Biomimetic HPLC property measurements to estimate human in vivo distribution and tissue binding of drug discovery compounds

<p>Valko KL</p>

Biomimetic HPLC property measurements to estimate human in vivo distribution and tissue binding of drug discovery compounds

Valko KL

Bio-Mimetic Chromatography Ltd., UK

: J Pharm Sci Emerg Drugs

Abstract

Biomimetic HPLC stationary phases such as Immobilized Artificial Membrane (Regis IAM. PC.DD2), Human Serum Albumin (Chiral-HSA) and α-1-glycoprotein (Chiral-AgP) can mimic the in vivo interactions of the drug molecules to lipids and proteins.

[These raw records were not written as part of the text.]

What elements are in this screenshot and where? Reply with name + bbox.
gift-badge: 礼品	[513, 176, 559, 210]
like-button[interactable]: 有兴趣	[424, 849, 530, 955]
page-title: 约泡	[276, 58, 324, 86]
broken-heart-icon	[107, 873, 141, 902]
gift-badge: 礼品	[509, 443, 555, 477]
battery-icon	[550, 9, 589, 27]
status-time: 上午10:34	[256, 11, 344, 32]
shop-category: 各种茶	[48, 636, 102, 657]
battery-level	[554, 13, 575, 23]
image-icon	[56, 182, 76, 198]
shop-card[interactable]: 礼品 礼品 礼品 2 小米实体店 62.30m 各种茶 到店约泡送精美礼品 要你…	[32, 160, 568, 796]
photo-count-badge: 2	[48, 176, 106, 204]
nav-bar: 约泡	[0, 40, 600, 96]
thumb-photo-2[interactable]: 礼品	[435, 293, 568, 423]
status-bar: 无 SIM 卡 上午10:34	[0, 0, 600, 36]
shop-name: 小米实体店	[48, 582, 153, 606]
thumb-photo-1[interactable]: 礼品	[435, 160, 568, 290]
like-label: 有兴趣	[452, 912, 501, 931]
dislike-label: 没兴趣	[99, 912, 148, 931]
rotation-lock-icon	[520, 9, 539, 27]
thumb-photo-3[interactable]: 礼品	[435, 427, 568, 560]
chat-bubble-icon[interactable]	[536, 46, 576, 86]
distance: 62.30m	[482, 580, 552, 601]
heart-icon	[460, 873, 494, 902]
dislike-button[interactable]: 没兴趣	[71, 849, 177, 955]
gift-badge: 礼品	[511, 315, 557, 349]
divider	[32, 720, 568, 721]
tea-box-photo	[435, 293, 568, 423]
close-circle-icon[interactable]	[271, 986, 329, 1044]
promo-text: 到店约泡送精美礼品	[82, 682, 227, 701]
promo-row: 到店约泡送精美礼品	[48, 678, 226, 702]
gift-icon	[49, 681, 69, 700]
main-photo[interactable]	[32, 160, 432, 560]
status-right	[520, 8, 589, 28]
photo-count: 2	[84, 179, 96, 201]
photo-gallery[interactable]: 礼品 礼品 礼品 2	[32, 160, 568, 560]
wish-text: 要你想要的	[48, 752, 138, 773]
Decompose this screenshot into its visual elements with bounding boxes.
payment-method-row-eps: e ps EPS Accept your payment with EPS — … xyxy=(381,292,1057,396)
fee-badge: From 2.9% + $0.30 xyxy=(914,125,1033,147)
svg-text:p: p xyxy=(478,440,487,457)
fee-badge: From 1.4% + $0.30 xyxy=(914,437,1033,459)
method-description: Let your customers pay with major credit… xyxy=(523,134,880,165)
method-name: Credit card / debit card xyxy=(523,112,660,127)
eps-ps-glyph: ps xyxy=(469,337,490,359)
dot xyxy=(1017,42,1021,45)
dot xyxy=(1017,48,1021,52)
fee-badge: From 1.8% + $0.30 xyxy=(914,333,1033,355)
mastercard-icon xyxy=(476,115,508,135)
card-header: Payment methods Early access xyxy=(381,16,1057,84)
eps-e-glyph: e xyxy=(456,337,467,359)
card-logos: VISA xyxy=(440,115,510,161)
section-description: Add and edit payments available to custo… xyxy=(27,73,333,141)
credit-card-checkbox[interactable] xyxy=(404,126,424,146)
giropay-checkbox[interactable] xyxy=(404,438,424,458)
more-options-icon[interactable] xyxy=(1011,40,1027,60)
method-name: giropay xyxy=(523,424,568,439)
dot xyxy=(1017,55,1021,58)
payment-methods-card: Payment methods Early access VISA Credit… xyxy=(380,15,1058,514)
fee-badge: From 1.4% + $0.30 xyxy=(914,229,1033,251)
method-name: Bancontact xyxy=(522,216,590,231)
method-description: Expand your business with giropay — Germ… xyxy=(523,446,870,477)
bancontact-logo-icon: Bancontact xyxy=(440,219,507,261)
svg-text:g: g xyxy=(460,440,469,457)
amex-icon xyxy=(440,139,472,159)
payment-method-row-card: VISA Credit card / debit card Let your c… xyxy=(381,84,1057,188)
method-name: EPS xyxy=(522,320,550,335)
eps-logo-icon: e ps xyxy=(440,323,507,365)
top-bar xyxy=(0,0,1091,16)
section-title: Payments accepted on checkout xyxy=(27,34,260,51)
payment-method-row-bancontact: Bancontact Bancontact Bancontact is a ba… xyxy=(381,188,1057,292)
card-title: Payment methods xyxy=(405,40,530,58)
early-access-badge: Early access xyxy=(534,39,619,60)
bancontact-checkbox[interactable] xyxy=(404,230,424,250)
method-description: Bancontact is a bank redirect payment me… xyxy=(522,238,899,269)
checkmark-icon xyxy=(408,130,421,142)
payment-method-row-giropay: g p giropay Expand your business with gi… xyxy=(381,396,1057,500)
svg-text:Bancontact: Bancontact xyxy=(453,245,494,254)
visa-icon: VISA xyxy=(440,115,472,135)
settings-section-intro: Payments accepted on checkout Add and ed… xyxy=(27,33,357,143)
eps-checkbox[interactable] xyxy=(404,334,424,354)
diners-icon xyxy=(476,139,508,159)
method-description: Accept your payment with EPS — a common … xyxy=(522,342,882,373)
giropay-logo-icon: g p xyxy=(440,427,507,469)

The calibrated retention times obtained on the biomimetic HPLC stationary phases can be used to build models for in vivo tissue-plasma partition, unbound volume of distribution, drug efficiency, and cellular concentration without using animal experiments. The measurements can be fully automated and large number of compounds can be ranked for further studies for the fraction of the cost of in vivo experiments. The methodology can be applied for new modalities in drug discovery such as peptides that would be difficult to characterize by traditional methods such as equilibrium dialysis to estimate their tissue binding and volume of distribution. Comparison of IAM partition and membrane disruption of antibiotic peptides has been investigated in order to predict their interactions with lipids. The chromatographic retention of potential drug molecules on biomimetic stationary phases can mimic in vivo binding to lipids and proteins that was validated using human clinical data of over 150 known drug molecules.